Data science turns data into knowledge. Many people think that data science is about making complex models, writing code, or parsing large amounts of data, but it is not. It is making predictions and very educated guesses. It is finding trends and patterns. That is when people need to make complex models and write code and parse large amounts of data. A data scientist’s goal is to extract information from data, and nobody cares what tools they use.
A data scientist would write code to find very complicated patterns that humans could never detect. Sometimes they would identify trends in historical data and try to figure out what will happen next. Then, they could use that information to predict traffic, weather, sales, and stocks. Other times, a program compares items in a list of models and finds patterns. Later, a program could use that information in junk email filters, personal recommendations, malware detection, and recognition of objects and text. Data science can help with all sorts of critical everyday tasks.
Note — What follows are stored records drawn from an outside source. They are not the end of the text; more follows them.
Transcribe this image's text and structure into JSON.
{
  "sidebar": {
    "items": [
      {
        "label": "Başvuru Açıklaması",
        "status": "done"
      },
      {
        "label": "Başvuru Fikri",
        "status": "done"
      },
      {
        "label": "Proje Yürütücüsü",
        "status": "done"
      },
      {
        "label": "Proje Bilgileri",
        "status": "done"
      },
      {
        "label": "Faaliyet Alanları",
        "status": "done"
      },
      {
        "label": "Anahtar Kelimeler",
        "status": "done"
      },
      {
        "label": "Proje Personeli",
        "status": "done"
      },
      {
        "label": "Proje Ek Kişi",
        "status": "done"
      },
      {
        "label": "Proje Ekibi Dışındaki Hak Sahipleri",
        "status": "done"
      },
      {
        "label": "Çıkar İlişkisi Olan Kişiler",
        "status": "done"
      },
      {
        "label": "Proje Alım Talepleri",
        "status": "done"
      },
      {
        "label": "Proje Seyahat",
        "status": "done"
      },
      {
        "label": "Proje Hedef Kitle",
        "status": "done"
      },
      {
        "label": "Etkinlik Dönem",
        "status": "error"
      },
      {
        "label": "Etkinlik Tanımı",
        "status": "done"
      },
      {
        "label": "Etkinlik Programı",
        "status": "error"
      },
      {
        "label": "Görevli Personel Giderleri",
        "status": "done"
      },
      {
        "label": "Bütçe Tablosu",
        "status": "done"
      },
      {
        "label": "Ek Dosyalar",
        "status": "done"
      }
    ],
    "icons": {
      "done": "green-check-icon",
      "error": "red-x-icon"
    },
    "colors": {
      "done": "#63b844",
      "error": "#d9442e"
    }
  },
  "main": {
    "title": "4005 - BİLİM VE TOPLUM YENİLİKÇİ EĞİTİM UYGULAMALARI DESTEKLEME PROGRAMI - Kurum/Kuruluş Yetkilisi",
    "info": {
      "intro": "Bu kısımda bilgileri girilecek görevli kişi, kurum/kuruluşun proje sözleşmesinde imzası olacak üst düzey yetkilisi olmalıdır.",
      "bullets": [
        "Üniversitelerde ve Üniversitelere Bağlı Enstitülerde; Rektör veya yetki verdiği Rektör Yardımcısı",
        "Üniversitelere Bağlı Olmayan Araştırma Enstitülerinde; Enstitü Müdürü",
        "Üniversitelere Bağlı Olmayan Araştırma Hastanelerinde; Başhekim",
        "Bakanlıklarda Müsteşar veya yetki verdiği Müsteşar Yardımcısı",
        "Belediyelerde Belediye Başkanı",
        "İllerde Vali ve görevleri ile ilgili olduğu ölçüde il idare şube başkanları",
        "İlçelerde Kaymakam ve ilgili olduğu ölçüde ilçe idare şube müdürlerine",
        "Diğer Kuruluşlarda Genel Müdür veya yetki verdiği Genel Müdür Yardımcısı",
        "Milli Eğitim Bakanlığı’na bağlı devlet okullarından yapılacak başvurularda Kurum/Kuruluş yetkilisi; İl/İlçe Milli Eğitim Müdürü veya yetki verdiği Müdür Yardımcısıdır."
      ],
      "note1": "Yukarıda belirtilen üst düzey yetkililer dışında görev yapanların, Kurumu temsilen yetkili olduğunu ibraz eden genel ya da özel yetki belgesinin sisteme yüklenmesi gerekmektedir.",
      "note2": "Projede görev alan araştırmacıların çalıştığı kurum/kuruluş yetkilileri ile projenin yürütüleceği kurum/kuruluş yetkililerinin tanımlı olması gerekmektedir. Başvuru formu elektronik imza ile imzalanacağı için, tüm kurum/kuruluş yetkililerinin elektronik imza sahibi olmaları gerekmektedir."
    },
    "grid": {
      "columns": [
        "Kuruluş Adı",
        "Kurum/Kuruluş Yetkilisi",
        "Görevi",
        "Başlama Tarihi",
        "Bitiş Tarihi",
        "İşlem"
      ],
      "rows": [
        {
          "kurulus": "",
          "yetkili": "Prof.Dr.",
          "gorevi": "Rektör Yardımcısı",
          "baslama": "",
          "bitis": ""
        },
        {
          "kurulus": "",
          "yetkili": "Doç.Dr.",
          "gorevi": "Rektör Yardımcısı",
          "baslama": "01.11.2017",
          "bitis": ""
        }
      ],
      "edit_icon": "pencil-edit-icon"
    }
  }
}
Regardless of what the goal is, the steps a data scientist follows are often very similar. First, they would need to identify a problem or question. For example, “What will the weather be tomorrow?” or “How do I hide junk mail from my inbox?”. Next, they would need to identify trustworthy sources of data, retrieve the data, determine how and where to store it, and keep it up to date. They would next need to clean the data, especially if they combined multiple sources. They might make all terms consistent, or at least make a list of synonyms for their program to analyze later (“blizzard” and “snowstorm”; “webmail” and “email”). They would remove duplicate values. They would simplify the data to only the relevant data (weather information) and the needed data (for example, they wouldn’t need tsunami data to receive Kansas’s weather). That is one of the most important steps because if the data scientist chooses the wrong data to analyze, they will produce incorrect results. Then, they use very complex computer programs and machine learning to fix the problem or answer the question. That is the only “data science” of the whole procedure. The other steps are needed, but this is the step that produces results. Even though the data scientist has retrieved their information, they still need to do more. They must make the retrieved information easier to understand and appealing to the eye with dashboards and graphs. When someone looks at the weather, they don’t want to see a lot of confusing text but a dashboard with images and straightforward information. Before sharing it, however, the data scientist needs to run tests to make sure nothing went wrong and that the information is correct. They could wait a few days to verify their forecast matches the actual weather or feed the program emails and see if it catches the junk ones. But even after release, the data scientist still must monitor the program in case anything changes. A line of code could be deprecated and removed or a data source could shut down. If it does break, they need to fix it. Then a new problem crops up that they need to solve, or someone thinks of a new question that they need to answer. A data scientist’s job is never done.